At this point, you’re likely asking what any of this has to do with the previous discussion of asymptotic theory or policy analysis for that matter. Well, the sample we collect is directly related to the results that we obtain. If our goal is to approximate math knowledge in America, it’s inapprorpiate to only sample students from the engineering department at Georgia Tech or the economics students at Chicago. To say it differently: even if we did collect data from every single student at every single engineering department in the United States, this would map on to the population of engineering students, at best, not the United States as a whole. In statistics language, our estimate of the “true” mean would be biased, in this case significantly upwards. Even though our confidence intervals would be more precise as our sample size increases (that is, the more engineering students we ask), we would still never converge to the true parameter because our sample is so dissimilar to the population of people we care about, effectively giving us the right answer to the wrong question. When we discuss regression, the importance of sampling will become even more apparent, but for now suffice to say that it’s important that the sample be as representative of the underlying population as possible.
6 Summary
Asymptotic theory simplifies statistical analysis by encouraging us to think about the “true” population of interest. It provides us with tools to derive more accurate and precise estimates from. But, as a more general rule for policy analysis (and life), it demands us to think with an infinte mind instead of a limited one.

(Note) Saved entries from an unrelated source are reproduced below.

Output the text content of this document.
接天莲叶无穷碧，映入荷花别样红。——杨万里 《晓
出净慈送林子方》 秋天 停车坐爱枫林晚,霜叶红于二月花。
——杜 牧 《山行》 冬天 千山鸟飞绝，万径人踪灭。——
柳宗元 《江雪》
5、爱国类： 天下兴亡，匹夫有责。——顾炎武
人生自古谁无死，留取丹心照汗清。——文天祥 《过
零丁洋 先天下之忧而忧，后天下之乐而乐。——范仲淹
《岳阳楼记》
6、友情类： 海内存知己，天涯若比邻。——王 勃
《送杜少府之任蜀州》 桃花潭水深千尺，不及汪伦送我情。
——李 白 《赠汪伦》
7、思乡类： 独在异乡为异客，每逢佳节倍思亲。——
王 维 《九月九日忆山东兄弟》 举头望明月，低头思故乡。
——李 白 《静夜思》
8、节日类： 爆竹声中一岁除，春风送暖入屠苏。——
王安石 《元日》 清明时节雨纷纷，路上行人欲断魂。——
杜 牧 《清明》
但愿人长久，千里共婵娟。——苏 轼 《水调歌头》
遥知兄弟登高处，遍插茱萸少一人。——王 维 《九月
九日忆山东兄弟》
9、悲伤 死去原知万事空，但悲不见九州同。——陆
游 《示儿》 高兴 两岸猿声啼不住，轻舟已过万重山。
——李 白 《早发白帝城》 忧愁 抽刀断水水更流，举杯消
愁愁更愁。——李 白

In other words, we should always ask ourselves as researchers “if we could sample everyone, would this statistic I just calculated be close to reliable?” One practical implication of this is having a sufficiently large sample size in order to increase the probability of being closer to the true mean. However, as the previous section discusses, these asymptotics are only as justified as the quality of the sample. We need, in other words, our sample to be as representative as possible of the broader population of interest. In the next lecture on correlation, aside from sampling, we will discuss the basics of statistical design in order to have valid results from statistical analysis.